IMF disburses Sh55 billion to Kenya, lauds CBK’s fiscal stance
The International Monetary Fund (IMF) has okayed the disbursement of Kes55 billion ($447.4 million) fresh loan to Kenya for budget support in the current financial year.
The latest instalment is the fourth tranche of a wider Kes288 billion ($2.34 billion) 38-month loan credit support programme that was agreed on in February last year.
The IMF said Kenya’s economy remains resilient against a challenging global backdrop and is projected to grow 5.3 percent this year.

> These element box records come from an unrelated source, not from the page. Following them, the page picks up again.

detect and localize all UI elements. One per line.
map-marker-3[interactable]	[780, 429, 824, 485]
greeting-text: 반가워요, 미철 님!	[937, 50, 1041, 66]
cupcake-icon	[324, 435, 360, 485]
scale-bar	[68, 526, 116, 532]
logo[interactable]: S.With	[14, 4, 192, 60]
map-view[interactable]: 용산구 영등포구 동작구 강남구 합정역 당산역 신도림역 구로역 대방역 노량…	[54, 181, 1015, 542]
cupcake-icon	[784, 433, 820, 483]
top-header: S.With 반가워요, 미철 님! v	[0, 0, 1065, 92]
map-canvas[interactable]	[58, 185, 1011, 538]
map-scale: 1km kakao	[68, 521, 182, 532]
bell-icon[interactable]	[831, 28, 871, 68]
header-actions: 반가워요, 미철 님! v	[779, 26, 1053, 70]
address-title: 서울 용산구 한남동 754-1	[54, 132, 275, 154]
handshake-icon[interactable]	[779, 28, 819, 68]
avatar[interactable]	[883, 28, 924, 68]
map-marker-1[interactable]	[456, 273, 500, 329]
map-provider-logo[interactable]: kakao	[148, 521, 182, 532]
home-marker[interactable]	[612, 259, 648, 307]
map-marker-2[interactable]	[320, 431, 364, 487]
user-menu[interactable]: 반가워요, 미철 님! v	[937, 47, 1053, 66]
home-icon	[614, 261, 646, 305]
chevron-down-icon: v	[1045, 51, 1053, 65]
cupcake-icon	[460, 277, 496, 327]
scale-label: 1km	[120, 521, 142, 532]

“The economy has performed well amid slowing global growth, tighter financing conditions, and volatile commodity prices, while the continuing drought has increased food insecurity, and climate-related risks pose ongoing challenges,” Ms Antoinette Sayeh, Deputy Managing Director and Acting Chair, said.

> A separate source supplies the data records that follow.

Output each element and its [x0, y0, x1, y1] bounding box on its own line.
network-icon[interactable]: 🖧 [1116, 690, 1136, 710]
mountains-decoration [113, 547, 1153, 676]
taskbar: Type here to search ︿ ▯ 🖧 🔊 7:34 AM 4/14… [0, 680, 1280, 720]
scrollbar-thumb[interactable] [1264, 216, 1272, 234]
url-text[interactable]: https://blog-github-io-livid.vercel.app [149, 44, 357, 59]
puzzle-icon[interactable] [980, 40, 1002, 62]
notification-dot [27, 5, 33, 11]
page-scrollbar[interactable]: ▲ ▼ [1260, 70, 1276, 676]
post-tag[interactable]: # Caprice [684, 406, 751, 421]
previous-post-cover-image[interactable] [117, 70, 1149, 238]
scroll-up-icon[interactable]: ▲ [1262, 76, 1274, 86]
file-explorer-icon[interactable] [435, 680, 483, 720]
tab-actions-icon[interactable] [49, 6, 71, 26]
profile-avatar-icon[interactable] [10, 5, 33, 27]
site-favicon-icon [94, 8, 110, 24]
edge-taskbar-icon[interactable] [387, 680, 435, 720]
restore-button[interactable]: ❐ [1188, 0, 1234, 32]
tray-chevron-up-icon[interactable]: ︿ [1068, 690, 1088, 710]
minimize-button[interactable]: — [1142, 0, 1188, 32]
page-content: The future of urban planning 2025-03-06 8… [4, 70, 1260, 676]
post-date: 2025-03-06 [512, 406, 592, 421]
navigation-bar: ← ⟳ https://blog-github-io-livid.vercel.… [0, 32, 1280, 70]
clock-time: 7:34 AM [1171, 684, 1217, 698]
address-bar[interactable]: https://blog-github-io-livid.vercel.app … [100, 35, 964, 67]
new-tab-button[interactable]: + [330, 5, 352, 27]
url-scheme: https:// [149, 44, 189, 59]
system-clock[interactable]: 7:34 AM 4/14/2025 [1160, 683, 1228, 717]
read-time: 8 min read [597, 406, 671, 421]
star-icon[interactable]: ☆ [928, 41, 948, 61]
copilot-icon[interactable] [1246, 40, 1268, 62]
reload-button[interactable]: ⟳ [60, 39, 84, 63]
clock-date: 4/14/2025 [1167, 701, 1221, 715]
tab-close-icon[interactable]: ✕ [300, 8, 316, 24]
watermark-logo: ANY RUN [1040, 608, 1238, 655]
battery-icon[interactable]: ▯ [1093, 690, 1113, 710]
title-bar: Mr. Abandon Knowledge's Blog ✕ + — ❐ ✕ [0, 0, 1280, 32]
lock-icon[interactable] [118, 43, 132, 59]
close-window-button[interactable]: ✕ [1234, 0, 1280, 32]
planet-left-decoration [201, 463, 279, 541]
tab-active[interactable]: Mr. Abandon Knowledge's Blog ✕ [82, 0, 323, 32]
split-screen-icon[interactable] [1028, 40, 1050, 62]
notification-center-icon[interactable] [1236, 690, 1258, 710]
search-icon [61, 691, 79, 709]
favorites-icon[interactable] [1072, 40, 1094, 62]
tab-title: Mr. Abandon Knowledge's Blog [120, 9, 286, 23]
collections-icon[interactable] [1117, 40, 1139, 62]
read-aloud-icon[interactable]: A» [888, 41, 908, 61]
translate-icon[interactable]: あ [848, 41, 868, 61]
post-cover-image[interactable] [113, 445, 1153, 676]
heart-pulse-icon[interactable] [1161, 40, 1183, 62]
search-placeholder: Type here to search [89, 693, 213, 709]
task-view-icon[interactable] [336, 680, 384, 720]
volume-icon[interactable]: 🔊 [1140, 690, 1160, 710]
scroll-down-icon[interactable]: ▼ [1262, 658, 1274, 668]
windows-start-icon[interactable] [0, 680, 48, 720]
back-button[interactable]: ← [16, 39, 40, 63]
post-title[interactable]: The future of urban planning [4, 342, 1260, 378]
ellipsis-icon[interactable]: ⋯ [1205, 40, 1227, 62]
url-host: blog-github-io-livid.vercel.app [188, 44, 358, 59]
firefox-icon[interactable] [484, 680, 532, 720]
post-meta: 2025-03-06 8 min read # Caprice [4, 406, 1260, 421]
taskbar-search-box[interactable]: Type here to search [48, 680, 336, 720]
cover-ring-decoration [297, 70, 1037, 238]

“Strong performance of tax revenues supported resilience and cushioned the initial impact of global shocks on households and businesses, and the new administration’s elimination of petrol subsidies and plans for significant reprioritization of expenditure to keep the fiscal deficit below the budgeted level are commendable,” she added.
Latest data show Kenya’s inflation increased past the Central Bank of Kenya’s (CBK) target band in June and is expected to peak early next year largely due to high food and fuel prices.

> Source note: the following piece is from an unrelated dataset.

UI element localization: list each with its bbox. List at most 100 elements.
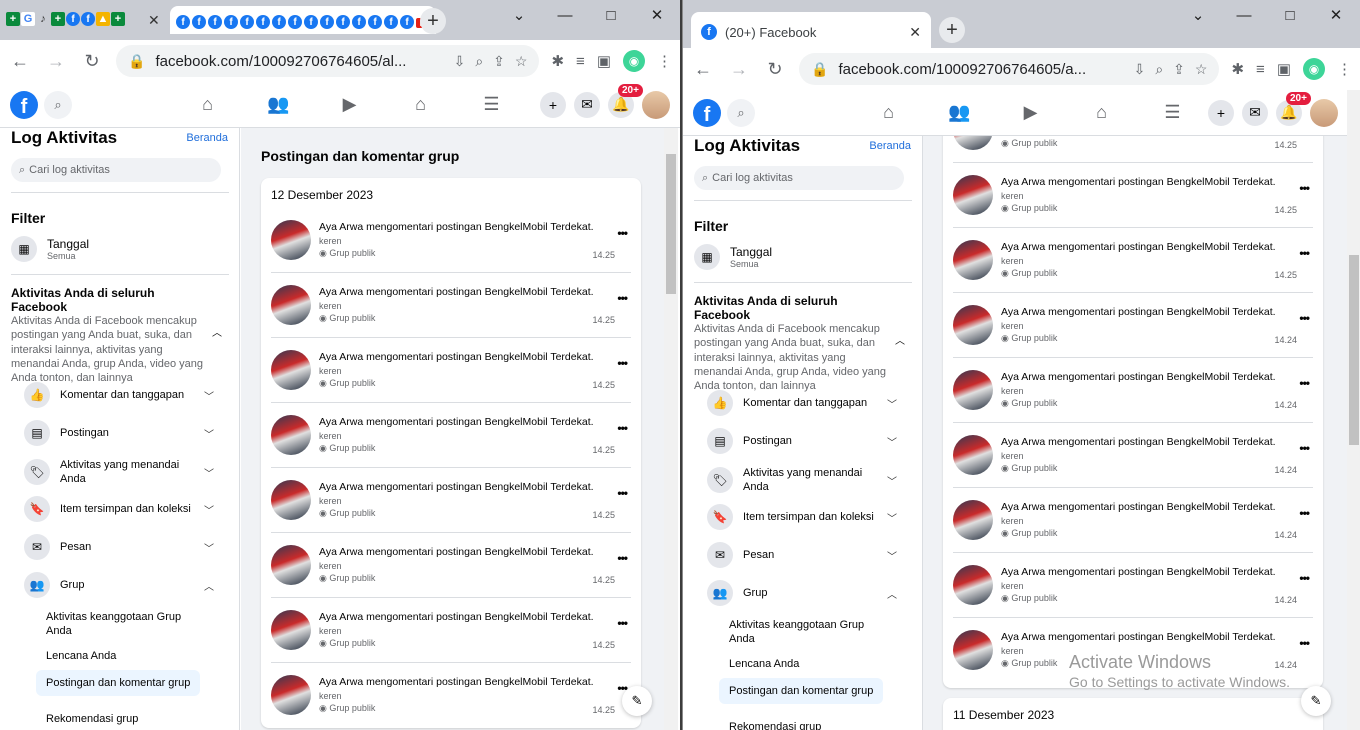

Read also: IMF lauds Kenya for dropping fuel subsidy, readies Sh53 billion new loan
The IMF said CBK’s tightening monetary policy stance would limit second-round effects and keep inflationary expectations well-anchored while supporting external adjustment.
Kenya’s Central Bank has raised the benchmark lending rate by a cumulative 175 basis points this year.
“The exchange rate should function as a shock absorber, supported by a well-functioning interbank FX market, with forex interventions (sales) limited to addressing excessive volatility. Continued monitoring of the banking system is also important,” noted Ms Sayeh.
Despite double-digit export growth, the country’s current account is expected to widen on higher global oil prices in 2022, the global lender said in an update.
Downside risks predominate in the near term, while Kenya’s medium-term outlook remains favorable although climate-related risks are elevated, the IMF explained.
With progress on fiscal consolidation, public debt has begun leveling off. Taxes performed strongly in FY2021/22, while spending was compressed on shortfalls in external commercial financing, leading to an overperformance of 1.7 percent of GDP in the primary deficit.
However, obligations carried over from last fiscal year and an increase in unbudgeted spending in early FY2022/23 increased pressures on the budget. The new administration of President William Ruto has reasserted Kenya’s commitment to fiscal consolidation, targeting a lower overall fiscal deficit than the original budget.